The Golden-Thompson inequality --- historical aspects and random matrix applications

TL;DR

This paper reviews the historical development and diverse applications of the Golden-Thompson inequality, especially in random matrix theory, highlighting new proofs, geometric interpretations, and norm generalizations.

Contribution

It provides a comprehensive survey including an unpublished proof, historical context, geometric insights, and applications to concentration inequalities in random matrices.

Findings

Unpublished Dyson proof of the inequality

Relation of the 2x2 case to hyperbolic geometry

Generalization to unitarily invariant norms

Abstract

The Golden-Thompson inequality, ${\rm Tr} \, (e^{A + B}) \le {\rm Tr} \, (e^A e^B)$ for $A,B$ Hermitian matrices, appeared in independent works by Golden and Thompson published in 1965. Both of these were motivated by considerations in statistical mechanics.
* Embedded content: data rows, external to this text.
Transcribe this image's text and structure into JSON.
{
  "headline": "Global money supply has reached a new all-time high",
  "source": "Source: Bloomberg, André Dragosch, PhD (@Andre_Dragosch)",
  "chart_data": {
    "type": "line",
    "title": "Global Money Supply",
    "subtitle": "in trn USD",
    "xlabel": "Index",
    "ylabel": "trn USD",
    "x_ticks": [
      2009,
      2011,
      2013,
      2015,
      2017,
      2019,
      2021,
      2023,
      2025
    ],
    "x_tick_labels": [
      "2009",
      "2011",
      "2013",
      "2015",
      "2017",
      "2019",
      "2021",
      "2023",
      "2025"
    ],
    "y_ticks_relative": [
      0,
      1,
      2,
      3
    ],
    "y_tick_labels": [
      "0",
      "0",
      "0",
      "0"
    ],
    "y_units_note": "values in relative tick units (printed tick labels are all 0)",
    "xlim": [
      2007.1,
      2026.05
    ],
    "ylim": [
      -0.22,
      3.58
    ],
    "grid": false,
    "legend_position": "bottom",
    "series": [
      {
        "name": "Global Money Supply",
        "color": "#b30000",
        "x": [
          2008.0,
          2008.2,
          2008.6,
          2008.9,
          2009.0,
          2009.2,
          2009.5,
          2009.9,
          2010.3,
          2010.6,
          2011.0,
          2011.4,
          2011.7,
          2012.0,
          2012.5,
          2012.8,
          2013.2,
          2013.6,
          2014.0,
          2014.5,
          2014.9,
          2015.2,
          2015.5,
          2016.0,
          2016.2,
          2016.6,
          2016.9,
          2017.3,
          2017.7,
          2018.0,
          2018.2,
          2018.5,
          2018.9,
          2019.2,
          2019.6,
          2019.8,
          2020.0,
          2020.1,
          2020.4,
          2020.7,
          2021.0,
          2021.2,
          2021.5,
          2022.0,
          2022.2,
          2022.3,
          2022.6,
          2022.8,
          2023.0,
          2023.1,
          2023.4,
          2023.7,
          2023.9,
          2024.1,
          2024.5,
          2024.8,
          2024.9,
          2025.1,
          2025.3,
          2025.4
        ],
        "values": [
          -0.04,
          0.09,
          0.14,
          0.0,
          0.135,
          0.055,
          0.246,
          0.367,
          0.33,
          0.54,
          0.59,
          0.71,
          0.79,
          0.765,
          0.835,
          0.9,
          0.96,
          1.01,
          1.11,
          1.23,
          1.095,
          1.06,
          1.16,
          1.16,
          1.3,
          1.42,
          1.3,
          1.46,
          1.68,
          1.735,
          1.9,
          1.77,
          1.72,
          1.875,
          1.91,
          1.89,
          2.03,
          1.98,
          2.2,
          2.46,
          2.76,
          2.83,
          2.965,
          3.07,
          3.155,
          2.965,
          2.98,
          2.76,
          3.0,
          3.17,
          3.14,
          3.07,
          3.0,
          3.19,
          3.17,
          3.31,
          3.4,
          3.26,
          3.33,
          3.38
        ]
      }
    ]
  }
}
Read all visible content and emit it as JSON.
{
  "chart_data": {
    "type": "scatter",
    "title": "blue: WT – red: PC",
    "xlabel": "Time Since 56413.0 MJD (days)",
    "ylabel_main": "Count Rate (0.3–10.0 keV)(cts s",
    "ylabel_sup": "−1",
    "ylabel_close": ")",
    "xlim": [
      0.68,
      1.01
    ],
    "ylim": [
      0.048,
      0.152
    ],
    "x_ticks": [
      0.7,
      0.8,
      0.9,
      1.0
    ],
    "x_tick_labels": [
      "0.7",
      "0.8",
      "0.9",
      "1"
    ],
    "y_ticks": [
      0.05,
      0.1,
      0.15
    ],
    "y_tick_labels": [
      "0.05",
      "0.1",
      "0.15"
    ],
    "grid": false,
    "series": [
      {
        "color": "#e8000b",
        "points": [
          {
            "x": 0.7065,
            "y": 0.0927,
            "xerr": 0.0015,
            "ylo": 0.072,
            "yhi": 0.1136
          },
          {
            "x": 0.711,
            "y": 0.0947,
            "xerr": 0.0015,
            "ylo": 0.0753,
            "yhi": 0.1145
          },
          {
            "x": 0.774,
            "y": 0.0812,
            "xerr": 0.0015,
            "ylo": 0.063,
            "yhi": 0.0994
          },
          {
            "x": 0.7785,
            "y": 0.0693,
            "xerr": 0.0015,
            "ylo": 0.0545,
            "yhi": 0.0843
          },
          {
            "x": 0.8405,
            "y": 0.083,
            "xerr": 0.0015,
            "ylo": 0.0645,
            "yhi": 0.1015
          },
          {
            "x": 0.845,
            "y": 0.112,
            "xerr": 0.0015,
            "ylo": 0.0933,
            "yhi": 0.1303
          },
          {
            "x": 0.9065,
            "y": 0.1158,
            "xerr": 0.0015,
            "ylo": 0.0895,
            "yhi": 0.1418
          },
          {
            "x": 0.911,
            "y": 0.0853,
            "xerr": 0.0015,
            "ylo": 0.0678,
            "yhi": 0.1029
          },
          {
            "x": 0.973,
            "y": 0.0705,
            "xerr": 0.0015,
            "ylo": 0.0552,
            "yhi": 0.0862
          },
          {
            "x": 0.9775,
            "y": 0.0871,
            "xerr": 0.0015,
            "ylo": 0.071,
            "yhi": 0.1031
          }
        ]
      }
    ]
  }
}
In recent years the Golden-Thompson inequality has found applications to random matrix theory. In this survey article we detail some historical aspects relating to Thompson's work, giving in particular an hitherto unpublished proof due to Dyson, and correspondence with P\'olya. We show too how the $2 \times 2$ case relates to hyperbolic geometry, and how the original inequality holds true with the trace operation replaced by any unitarily invariant norm. In relation to the random matrix applications, we review its use in the derivation of concentration type lemmas for sums of random matrices due to Ahlswede-Winter, and Oliveira, generalizing various classical results.